(2026-05) Single-Trace Power Analysis of LESS Key Generation
2026-05-19
This paper presents a side-channel attack on the Linear Equivalence Signature Scheme (LESS) v2.0. LESS derives its security from the Linear Equivalence Problem and was evaluated as a candidate during Round 2 of the NIST post-quantum cryptography standardization process. LESS secret keys are used to generate monomial matrices, which are stored efficiently in two one-dimensional lists: the permutation list and the coefficient list. Recovering the secret monomial matrices is sufficient to forge signatures, as they are the values actually used during signing. We propose a profiled, single-trace horizontal attack that recovers the full secret monomial matrices. First, monomial coefficients that are multiplied by the dense part of the public generator matrix are recovered via power analysis of the matrix multiplication function. Next, we attack the reduced row echelon form function to recover the permutation list.
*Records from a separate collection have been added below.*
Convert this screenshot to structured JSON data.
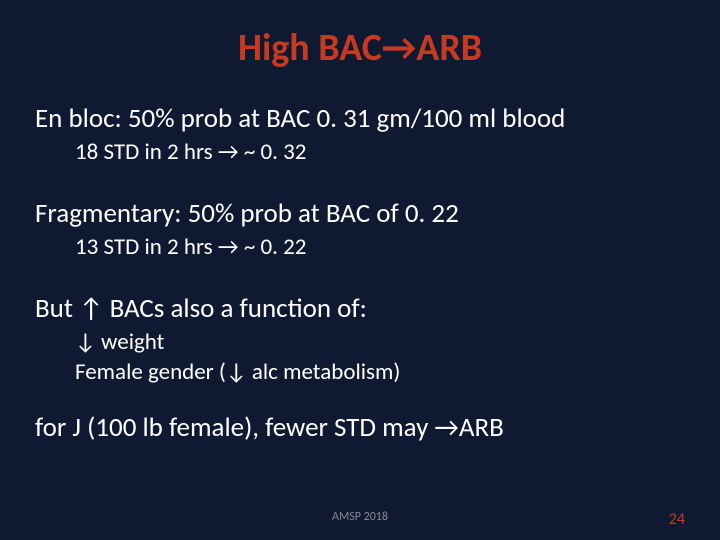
{
  "slide": {
    "background_color": "#0f1932",
    "title_color": "#c73a20",
    "text_color": "#ffffff",
    "footer_muted_color": "#8a8a8a",
    "page_number_color": "#c73a20",
    "title_fontsize": 38,
    "main_text_fontsize": 27,
    "sub_text_fontsize": 23
  },
  "title": "High BAC→ARB",
  "blocks": [
    {
      "main": "En bloc: 50% prob at BAC 0. 31 gm/100 ml blood",
      "subs": [
        "18 STD in 2 hrs → ~ 0. 32"
      ]
    },
    {
      "main": "Fragmentary: 50% prob at BAC of 0. 22",
      "subs": [
        "13 STD in 2 hrs → ~ 0. 22"
      ]
    },
    {
      "main": "But ↑ BACs also a function of:",
      "subs": [
        "↓ weight",
        "Female gender (↓ alc metabolism)"
      ]
    },
    {
      "main": "for J (100 lb female), fewer STD may →ARB",
      "subs": []
    }
  ],
  "footer": {
    "center": "AMSP 2018",
    "page": "24"
  }
}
Finally, we exploit an algebraic relation between the recovered values and the public key to obtain the rest of the coefficient list. We validated our attack on an ARM Cortex-M4 microcontroller. Our results demonstrate that we can exactly recover the secret monomial matrices from a single power trace with a 96% success rate on the NIST Category 1 parameter set. We also analyze potential countermeasures and show that independently shuffling the row processing order within each column reduces the success rate of our attack to negligible levels, providing protection against the specific attack vector demonstrated in this paper.